Anatoxins bind to neuronal nicotinic acetylcholine receptors affecting the central nervous system (neurotoxins). There are multiple variants, including anatoxin-a, homoanatoxin-a, and anatoxin-a(s). These toxins are mainly associated with the cyanobacterial genera Chrysosporum (Aphanizomenon) ovalisporum, Cuspidothrix, Raphisiopsis (previously Cylindrospermopsis), Cylindrospermum, Dolichospermum, Microcystis, Oscillatoria, Planktothrix, Phormidium, Dolichospermum (previously Anabaena) flos-aquae, A. lemmermannii Raphidiopsis mediterranea (strain of Raphisiopsis raciborskii), Tychonema and Woronichinia. There is no information available on the carcinogenicity of anatoxin-a in humans or animals or on potential carcinogenic precursor effects.
Saxitoxins are representative of a large toxin family referred to as the Paralytic Shellfish Poisoning (PSP) toxins.
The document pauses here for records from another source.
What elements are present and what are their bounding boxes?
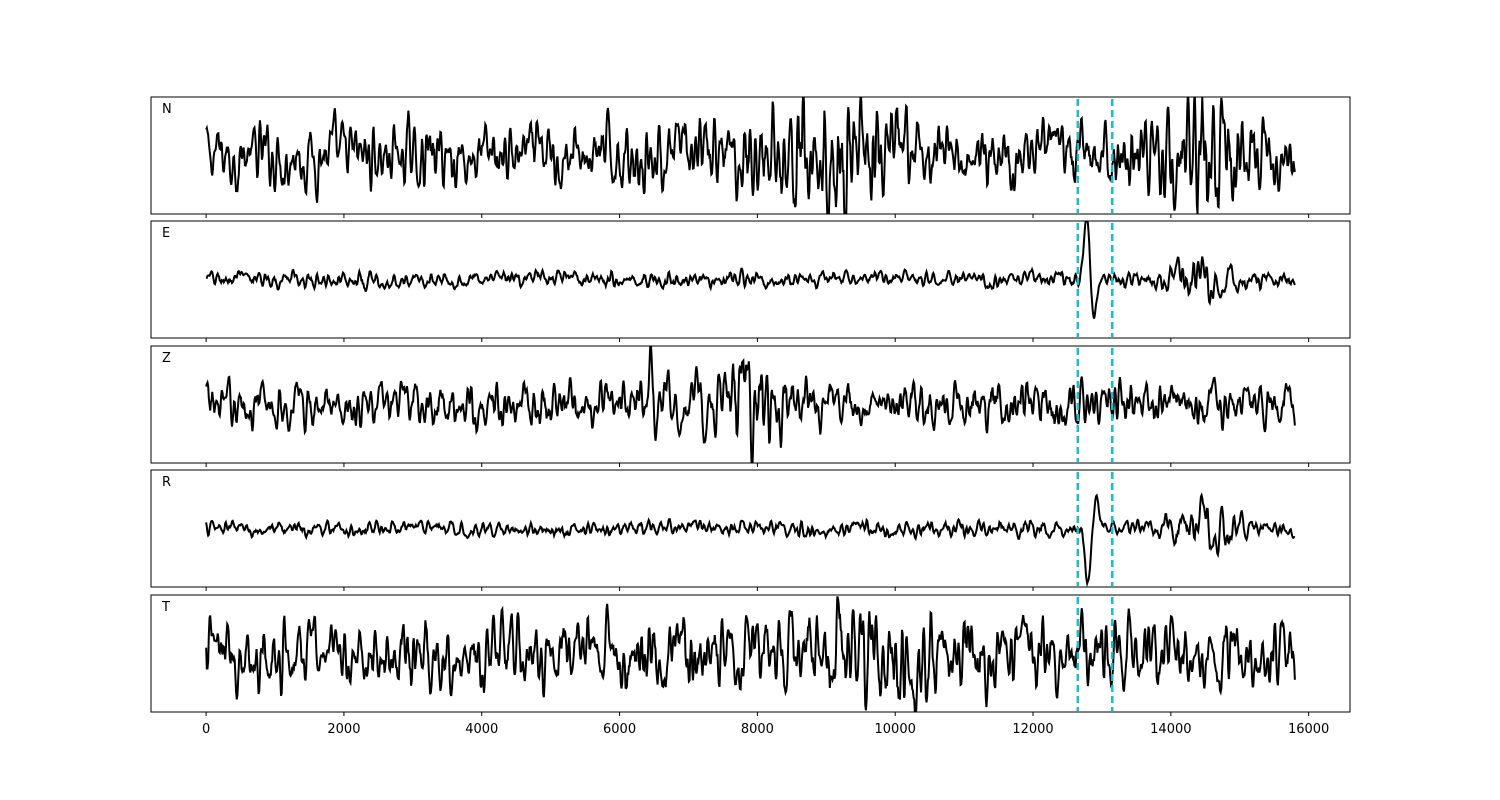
panel-frame	[150, 96, 1351, 215]
x-tick-label: 0	[202, 722, 210, 737]
panel-label-n: N	[162, 102, 172, 117]
x-tick-label: 10000	[875, 722, 916, 737]
panel-t: T	[150, 594, 1351, 716]
panel-frame	[150, 594, 1351, 713]
panel-n: N	[150, 96, 1351, 218]
panel-r: R	[150, 469, 1351, 591]
panel-group: N E Z R T	[150, 96, 1351, 716]
x-tick-label: 16000	[1288, 722, 1329, 737]
panel-frame	[150, 469, 1351, 588]
panel-frame	[150, 345, 1351, 464]
panel-label-r: R	[162, 475, 171, 490]
panel-label-t: T	[161, 600, 170, 615]
x-tick-label: 4000	[465, 722, 498, 737]
x-tick-label: 8000	[741, 722, 774, 737]
panel-z: Z	[150, 345, 1351, 467]
x-tick-label: 6000	[603, 722, 636, 737]
panel-label-z: Z	[162, 351, 171, 366]
x-tick-label: 12000	[1012, 722, 1053, 737]
x-axis: 0 2000 4000 6000 8000 10000 12000 14000 16000	[202, 722, 1329, 737]
panel-e: E	[150, 220, 1351, 342]
x-tick-label: 2000	[327, 722, 360, 737]
trace-z	[205, 346, 1296, 463]
panel-frame	[150, 220, 1351, 339]
x-tick-label: 14000	[1150, 722, 1191, 737]
panel-label-e: E	[162, 226, 170, 241]
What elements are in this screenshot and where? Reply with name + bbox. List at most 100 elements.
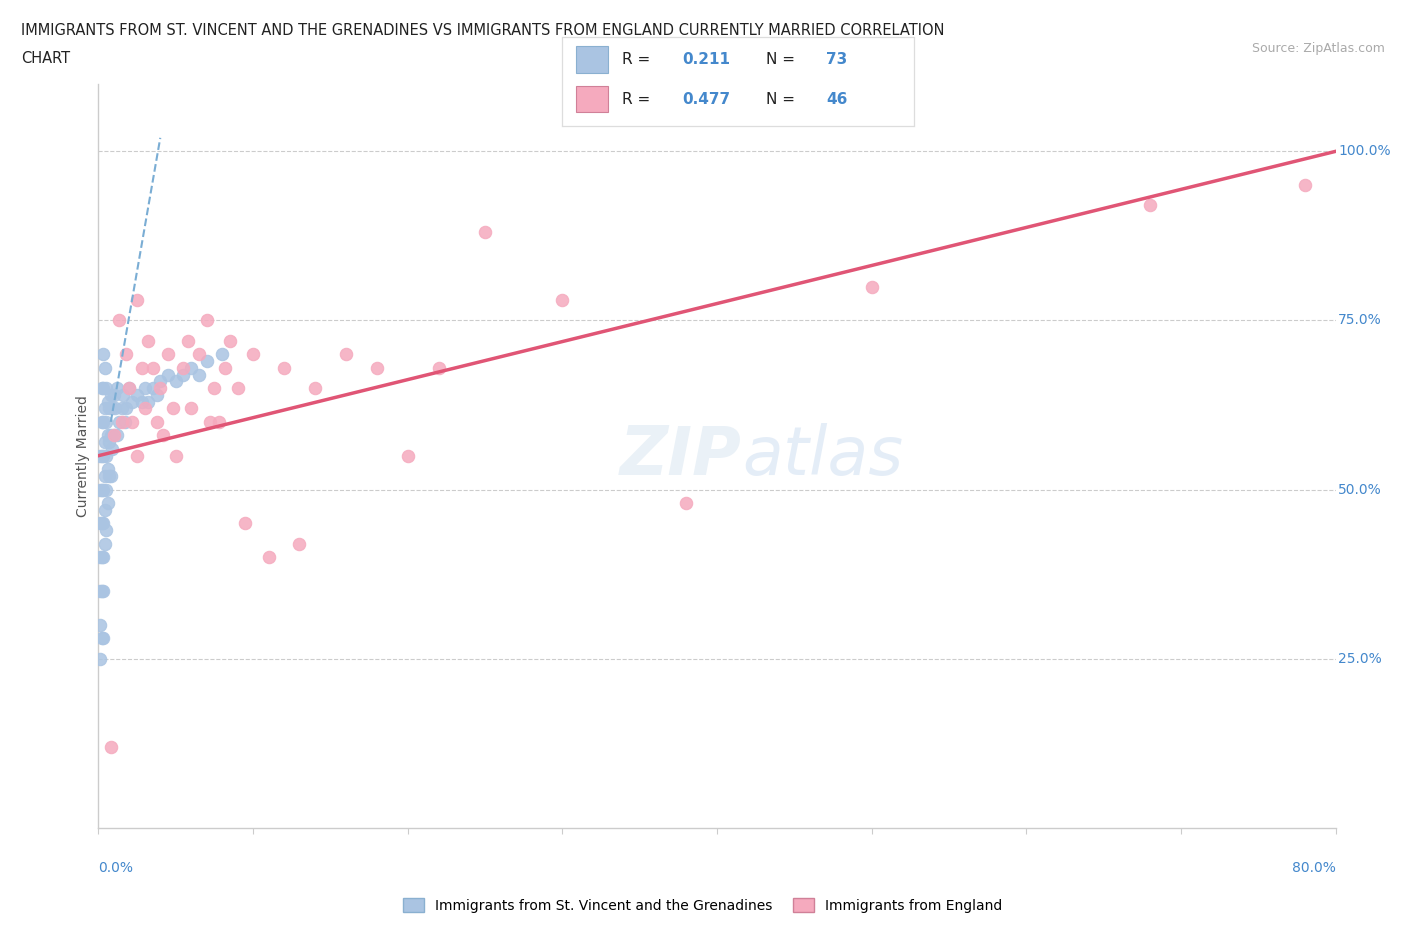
- Point: [97, 496, 120, 511]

When toxigenic marine dinoflagellates are consumed by shellfish, toxins concentrate and are delivered to consumers of the shellfish. These toxins have been reported also in freshwater cyanobacteria including Aphanizomenon flos–aquae, Dolichospermum (previously Anabaena) circinalis, Lyngbya wollei, Planktothrix spp. and a Brazilian isolate of Raphisiopsis raciborskii.